Bug 1398031

Summary: I/O stuck on dm-mpath device even when physical paths are recovered
Product: Red Hat Enterprise Linux 6 Reporter: shivamerla1 <shiva.krishna>
Component: device-mapper-multipathAssignee: Ben Marzinski <bmarzins>
Status: CLOSED INSUFFICIENT_DATA QA Contact: Lin Li <lilin>
Severity: high Docs Contact:
Priority: unspecified    
Version: 6.7CC: agk, bmarzins, heinzm, jbrassow, lilin, msnitzer, prajnoha, rbalakri, shiva.krishna, zkabelac
Target Milestone: rcFlags: bmarzins: needinfo? (shiva.krishna)
Target Release: ---   
Hardware: x86_64   
OS: Linux   
Whiteboard:
Fixed In Version: Doc Type: If docs needed, set a value
Doc Text:
Story Points: ---
Clone Of: Environment:
Last Closed: 2017-09-29 22:46:06 UTC Type: Bug
Regression: --- Mount Type: ---
Documentation: --- CRM:
Verified Versions: Category: ---
oVirt Team: --- RHEL 7.3 requirements from Atomic Host:
Cloudforms Team: --- Target Upstream Version:

Description shivamerla1 2016-11-23 22:42:07 UTC
Description of problem:
During controller failover tests with Nimble array, we have seen I/O on one of the dm device has not resumed after stand-by controller takeover. We also see that physical paths have been recovered, but I/O was not retried on those paths. As debugging, we issued certain reads manually on the device and then all stuck I/O's are flushed.

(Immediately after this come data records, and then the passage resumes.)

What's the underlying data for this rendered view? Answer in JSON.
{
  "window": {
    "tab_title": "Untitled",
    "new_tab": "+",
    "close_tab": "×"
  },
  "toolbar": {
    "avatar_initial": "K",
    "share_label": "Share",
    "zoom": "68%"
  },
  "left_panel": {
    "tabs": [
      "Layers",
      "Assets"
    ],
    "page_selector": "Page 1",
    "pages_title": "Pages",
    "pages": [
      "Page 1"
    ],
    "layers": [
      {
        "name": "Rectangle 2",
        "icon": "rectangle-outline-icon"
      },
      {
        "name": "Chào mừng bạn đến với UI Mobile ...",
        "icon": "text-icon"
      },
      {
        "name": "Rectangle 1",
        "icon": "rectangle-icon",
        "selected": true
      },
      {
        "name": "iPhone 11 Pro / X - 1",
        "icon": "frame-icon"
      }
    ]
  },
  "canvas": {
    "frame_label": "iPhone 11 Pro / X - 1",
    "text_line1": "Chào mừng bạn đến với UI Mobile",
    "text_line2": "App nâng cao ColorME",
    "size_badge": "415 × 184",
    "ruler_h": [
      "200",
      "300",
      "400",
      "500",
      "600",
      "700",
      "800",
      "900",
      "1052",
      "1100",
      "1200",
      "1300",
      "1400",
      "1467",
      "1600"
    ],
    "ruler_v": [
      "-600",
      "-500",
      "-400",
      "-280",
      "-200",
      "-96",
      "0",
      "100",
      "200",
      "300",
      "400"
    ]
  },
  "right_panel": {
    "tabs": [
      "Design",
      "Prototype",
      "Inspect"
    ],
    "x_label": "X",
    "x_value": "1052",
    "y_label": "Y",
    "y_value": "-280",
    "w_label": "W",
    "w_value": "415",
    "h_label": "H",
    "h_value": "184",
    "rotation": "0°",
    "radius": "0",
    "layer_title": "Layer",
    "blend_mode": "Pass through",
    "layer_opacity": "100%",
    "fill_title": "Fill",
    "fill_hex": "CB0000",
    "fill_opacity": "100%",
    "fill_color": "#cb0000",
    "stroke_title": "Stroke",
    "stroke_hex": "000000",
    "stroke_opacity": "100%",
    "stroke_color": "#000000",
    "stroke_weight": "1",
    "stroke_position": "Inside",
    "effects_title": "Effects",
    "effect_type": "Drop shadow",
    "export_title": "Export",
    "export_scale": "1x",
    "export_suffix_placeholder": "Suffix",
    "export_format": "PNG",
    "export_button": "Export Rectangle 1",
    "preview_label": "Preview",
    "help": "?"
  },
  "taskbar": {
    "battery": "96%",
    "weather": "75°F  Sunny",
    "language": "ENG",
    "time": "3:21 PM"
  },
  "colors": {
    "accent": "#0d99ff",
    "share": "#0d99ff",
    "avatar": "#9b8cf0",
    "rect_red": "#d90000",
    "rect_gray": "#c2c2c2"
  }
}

Version-Release number of selected component (if applicable):
2.6.32-573.el6.x86_64

How reproducible:
Seen few times

Steps to Reproduce:
1.Reboot/Fail active controller
2.Stand-by controller will takeover and all iSCSI sessions will be redirected to stand-by.
3.Takeover complete, but I/O is hung on dm device, even after physical paths are recovered.

Actual results:
I/O hung on dm-13, even after paths are recovered.

Expected results:
I/O to resume after controller failover.

Additional info:

mpathbx (28ed72d3288ecea7c6c9ce900d2416567) dm-13 Nimble,Server
size=117G features='1 queue_if_no_path' hwhandler='1 alua' wp=rw
`-+- policy='round-robin 0' prio=50 status=active
  |- 25:0:0:0 sdz  65:144 active ready running
  `- 24:0:0:0 sdy  65:128 active ready running

No pending I/O on physical paths:

[root@rtp-smc-qa24-vm2 ~]# cat /sys/block/sdz/inflight 
       0        0
[root@rtp-smc-qa24-vm2 ~]# cat /sys/block/sdy/inflight 
       0        0

Dm device has I/O stuck:

[root@rtp-smc-qa24-vm2 ~]# cat /sys/block/dm-13/inflight 
       4        1

[root@rtp-smc-qa24-vm2 ~]# ls -l  /sys/block/dm-13/slaves/
total 0
lrwxrwxrwx. 1 root root 0 Nov 23 13:02 sdy -> ../../../../platform/host24/session25/target24:0:0/24:0:0:0/block/sdy
lrwxrwxrwx. 1 root root 0 Nov 23 13:02 sdz -> ../../../../platform/host25/session26/target25:0:0/25:0:0:0/block/sdz

dmsetup status:
mpathbx: 0 245760000 multipath 2 0 1 0 1 1 A 0 2 0 65:144 A 1 65:128 A 0

After running some reads, manually the I/O’s are flushed.

[root@rtp-smc-qa24-vm2 ~]# dd if=/dev/dm-13 of=/dev/null bs=512 count=10  iflag=direct
10+0 records in
10+0 records out
5120 bytes (5.1 kB) copied, 0.852584 s, 6.0 kB/s

[root@rtp-smc-qa24-vm2 ~]# cat /sys/block/dm-13/inflight 
       0        0